Ryan ignorò le luci e proseguì.

Alla fine la tavola che lo seguiva si dette per vinta e sparì. Uno dei primi esploratori spuntò da un edificio con una bottiglia in mano. Vedendo Ryan lo salutò di buon umore e lo invitò ad unirsi a lui.

Ryan gli passò oltre.

“Jeffrey!”

A quel grido non poté far a meno di voltarsi. Lì, sulla soglia di uno dei palazzo, c’era sua madre, morta da quattro anni. Aveva i capelli lunghi come andava di moda quando Ryan aveva tre anni, ma il viso era quello della vecchiaia. Gli tese la mano. “Vieni da me, figlio” chiese sommessa.

Non è reale. Mamma è morta. E’ un falso. Contraffatta. Illusione. Frode.

Si voltò lentamente per tirar dritto.

“Jeffrey! Jeffrey, figlio mio, non riconosci neppure tua madre?”

Ryan si fermò mordendosi un labbro. Ma non si voltò di nuovo verso di lei. Non osava. “Jeffrey, guardami. Per favore.”

“No. Sei finta, finta come tutto il resto in questo maledetto posto. Vattene e lasciami solo!”

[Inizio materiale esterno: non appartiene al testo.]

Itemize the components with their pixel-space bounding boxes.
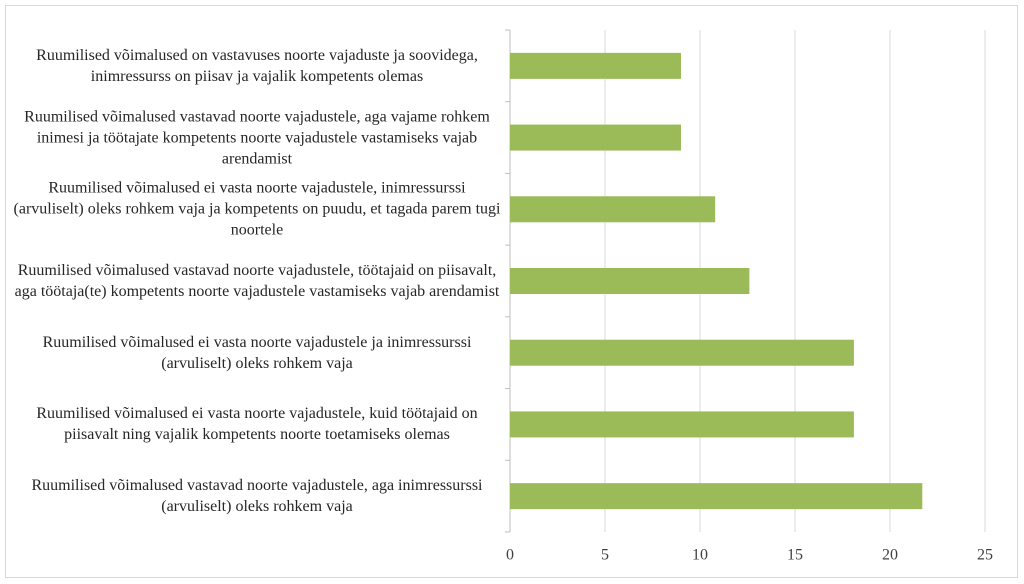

Lei gli corse incontro come meglio poteva, reggendosi la gamba sinistra come doveva fare di solito per via dell’artrite. Lo tirò per una manica, gettandoglisi ai piedi. “Sono tua madre, Jeffrey” pianse. “Dì che mi riconosci. Ti prego. Tua madre.” Gli occhi umidi lo guardarono in viso ma lui evitò rapidamente quello sguardo.

“Lasciami ANDARE!” urlò. La spinse lontano. Lei cadde all’indietro e urtò la testa contro il terreno duro. Si sentì un rumore di frattura e dal punto in cui la testa aveva battuto iniziò a fuoriuscire sangue. La donna restò immobile, con gli occhi che lo fissavano come quelli di un pesce morto. Lui ebbe un conato di vomito, ma avendo lo stomaco vuoto non uscì nulla se non un gusto amaro e acido.

Quando gli spasmi digestivi si furono acquietati, si raddrizzò e continuò a camminare, nonostante si sentisse sulla nuca gli occhi morti della donna che lo fissavano. Se si fosse voltato, ne era certo, l’avrebbe trovata a guardarlo. Quella consapevolezza rendeva difficile non voltarsi.

Ryan continuò a marciare.

***

Lo aspettavano proprio oltre l’angolo. Bael e altri sette esploratori, in piedi in riga per bloccargli la strada. “Se non giochi seguendo le regole devi abbandonare la gara, Jeff” disse neutrale Bael.

“Mi fate passare?”

L’altro scosse la testa. “No. Non possiamo farti andare oltre.”

“E allora adesso io cosa dovrei fare?”

“Una di queste due cose: o torni indietro, oppure ti unisci a noi.”

“E la mia missione qui?”

“Smettila di giocare al soldatino di piombo, Jeff. Sai fare di meglio.”

“Mi sa che voglio vedere cos’hai oltre le spalle.”

“Noi siamo otto qui, Jeff, e tu sei solo.”

“Sì ma io ho una pistola.”

“Non funzionerà,” disse tranquillo Bael. “Non su di noi. La città non ti farebbe entrare.”

E Ryan capì che aveva ragione. Qualsiasi forza detenesse il controllo di quel luogo non gli avrebbe permesso di distruggere nulla di importante. Ma doveva esser vicino a qualcosa, altrimenti il gruppo non avrebbero organizzato quella prova di forza per fermarlo.